Re: Yet another (unnamed) 65C02 core
BigEd wrote:
Very interesting... but I must be missing something. I can't quite see how you get the sequential 24 bits you want. Could you elaborate a little please? How wide is the dual ported memory? Is it addressed by bytes? Does your 24 bit read take just one cycle total?
The setup in my 6502 Second Processor implementation is as below (how the TDP_W macro couples to memory should be self-explanatory, and imagine backslash-linefeed continuation in the macro part ...).
Code: Select all
`define RAM_IN_FPGA_TDP_W(ABITS, INAME, RENABLEA, RADDRESSA, RDATAA, RENABLEB, RADDRESSB, RDATAB, WENABLE, WADDRESS, WDATA, ROMFILE)
ram_in_fpga_tdp # (.DATA_BITS(16), .ADDRESS_BITS(ABITS-1), .RAM_FILE(ROMFILE)) INAME
(
.a_clock(ram_clock), .a_address(WENABLE ? WADDRESS[ABITS-1:1] : RADDRESSA), .ar_enable(RENABLEA), .ar_data(RDATAA), .aw_enable(WENABLE), .aw_data({ WDATA, WDATA }), .aw_byte(WADDRESS[0] ? 2'b10 : 2'b01),
.b_clock(ram_clock), .b_address( RADDRESSB), .br_enable(RENABLEB), .br_data(RDATAB)
);
[... snipped ...]
reg peek_16x24_1_skew;
wire [15:0] peek_16x24_1_data_0;
wire [15:0] peek_16x24_1_data_1;
always @(posedge ram_clock)
peek_16x24_1_skew <= peek_16x24_address_1[0];
`RAM_IN_FPGA_TDP_W(16, peek_16x24_1_1, peek_16x24_enable_1, peek_16x24_address_1[15:1] + 0, peek_16x24_1_data_0, peek_16x24_enable_1, peek_16x24_address_1[15:1] + 1, peek_16x24_1_data_1, peek_16x24_write_1, write_16x8_address, write_16x8_data, "reco6502_main_0_w.hex")

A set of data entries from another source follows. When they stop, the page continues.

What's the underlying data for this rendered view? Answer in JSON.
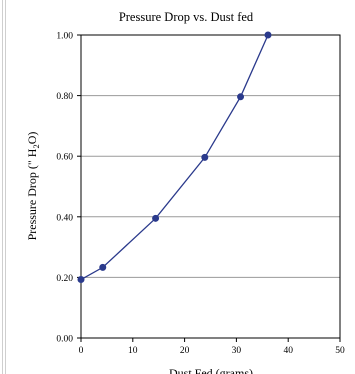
{
  "chart_data": {
    "type": "line",
    "title": "Pressure Drop vs. Dust fed",
    "xlabel": "Dust Fed (grams)",
    "ylabel_parts": [
      "Pressure Drop (\" H",
      "2",
      "O)"
    ],
    "xlim": [
      0,
      50
    ],
    "ylim": [
      0,
      1
    ],
    "x_ticks": [
      0,
      10,
      20,
      30,
      40,
      50
    ],
    "x_tick_labels": [
      "0",
      "10",
      "20",
      "30",
      "40",
      "50"
    ],
    "y_ticks": [
      0,
      0.2,
      0.4,
      0.6,
      0.8,
      1.0
    ],
    "y_tick_labels": [
      "0.00",
      "0.20",
      "0.40",
      "0.60",
      "0.80",
      "1.00"
    ],
    "grid": "horizontal",
    "legend": "none",
    "series": [
      {
        "x": [
          0,
          4.2,
          14.4,
          23.9,
          30.8,
          36.1
        ],
        "y": [
          0.193,
          0.233,
          0.395,
          0.596,
          0.796,
          1.0
        ],
        "color": "#2b3a8c"
      }
    ]
  }
}
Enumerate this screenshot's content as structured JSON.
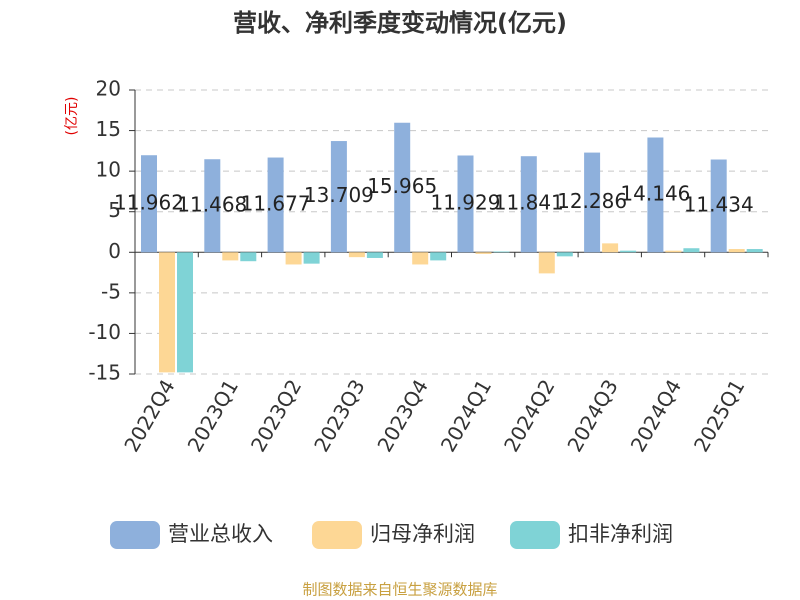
{
  "chart_data": {
    "type": "bar",
    "title": "营收、净利季度变动情况(亿元)",
    "y_label": "(亿元)",
    "source": "制图数据来自恒生聚源数据库",
    "categories": [
      "2022Q4",
      "2023Q1",
      "2023Q2",
      "2023Q3",
      "2023Q4",
      "2024Q1",
      "2024Q2",
      "2024Q3",
      "2024Q4",
      "2025Q1"
    ],
    "series": [
      {
        "name": "营业总收入",
        "color": "#8eb0dc",
        "values": [
          11.962,
          11.468,
          11.677,
          13.709,
          15.965,
          11.929,
          11.841,
          12.286,
          14.146,
          11.434
        ]
      },
      {
        "name": "归母净利润",
        "color": "#fdd795",
        "values": [
          -14.8,
          -1.0,
          -1.5,
          -0.6,
          -1.5,
          -0.2,
          -2.6,
          1.1,
          0.2,
          0.4
        ]
      },
      {
        "name": "扣非净利润",
        "color": "#7fd3d6",
        "values": [
          -14.8,
          -1.1,
          -1.4,
          -0.7,
          -1.0,
          0.1,
          -0.5,
          0.2,
          0.5,
          0.4
        ]
      }
    ],
    "ylim": [
      -15,
      20
    ],
    "yticks": [
      -15,
      -10,
      -5,
      0,
      5,
      10,
      15,
      20
    ],
    "grid": true
  }
}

assign peek_16x24_data_1 = peek_16x24_1_skew ? { peek_16x24_1_data_1, peek_16x24_1_data_0[15:8] } : { peek_16x24_1_data_1[7:0], peek_16x24_1_data_0 };
Last edited by Windfall on Wed Feb 23, 2022 12:32 pm, edited 1 time in total.
Re: Yet another (unnamed) 65C02 core
John West wrote:
My own plan was to have four 8-bit memories, each providing 8 bits of a 32 bit word, but with independent addresses. Each memory can access either floor(x/4) or floor(x/4)+1. By controlling which memories get which address, and a bit of shuffling of the resulting data, you can get four consecutive bytes from any address.

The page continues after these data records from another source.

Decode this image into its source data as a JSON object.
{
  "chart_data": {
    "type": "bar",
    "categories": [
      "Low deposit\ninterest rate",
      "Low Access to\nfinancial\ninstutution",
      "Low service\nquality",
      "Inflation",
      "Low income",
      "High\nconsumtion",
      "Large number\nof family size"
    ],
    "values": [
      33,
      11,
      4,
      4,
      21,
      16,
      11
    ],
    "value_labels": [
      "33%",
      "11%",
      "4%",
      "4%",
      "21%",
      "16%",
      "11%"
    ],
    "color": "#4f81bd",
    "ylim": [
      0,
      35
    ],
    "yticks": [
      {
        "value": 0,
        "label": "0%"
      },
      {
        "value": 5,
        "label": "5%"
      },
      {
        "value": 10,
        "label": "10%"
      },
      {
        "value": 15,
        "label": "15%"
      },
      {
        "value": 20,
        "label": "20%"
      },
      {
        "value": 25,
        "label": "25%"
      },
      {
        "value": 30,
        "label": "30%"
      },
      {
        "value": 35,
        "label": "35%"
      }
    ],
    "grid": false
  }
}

Re: Yet another (unnamed) 65C02 core
Ah, thanks - the unavoidable thing, then, is to add one to an address - you can't just mask off the last bit - but it might well be that the (time) cost of the increment is no problem.
Re: Yet another (unnamed) 65C02 core
BigEd wrote:
Ah, thanks - the unavoidable thing, then, is to add one to an address - you can't just mask off the last bit - but it might well be that the (time) cost of the increment is no problem.
The addition can be avoided completely by doing the +1 read on another memory block with all its contents shifted down by 1 byte. This is what I do in several places in the 6502 Second Processor. Of course, the write address then incurs a -1. But that often turns out to be cheaper.
Re: Yet another (unnamed) 65C02 core
There's a limited set of places that the addresses can come from. If the +1 is in the critical path, you might be able to duplicate those sources and have move it elsewhere. So two units handling indexed addressing modes, with one adding an extra carry. Two PCs, one a byte ahead of the other. And so on.
Of course, if the critical path is one of those other places, that would end up making it slower. It needs careful reading of the timing reports.
Of course, if the critical path is one of those other places, that would end up making it slower. It needs careful reading of the timing reports.
Re: Yet another (unnamed) 65C02 core
John West wrote:
There's a limited set of places that the addresses can come from. If the +1 is in the critical path, you might be able to duplicate those sources and have move it elsewhere. So two units handling indexed addressing modes, with one adding an extra carry. Two PCs, one a byte ahead of the other. And so on.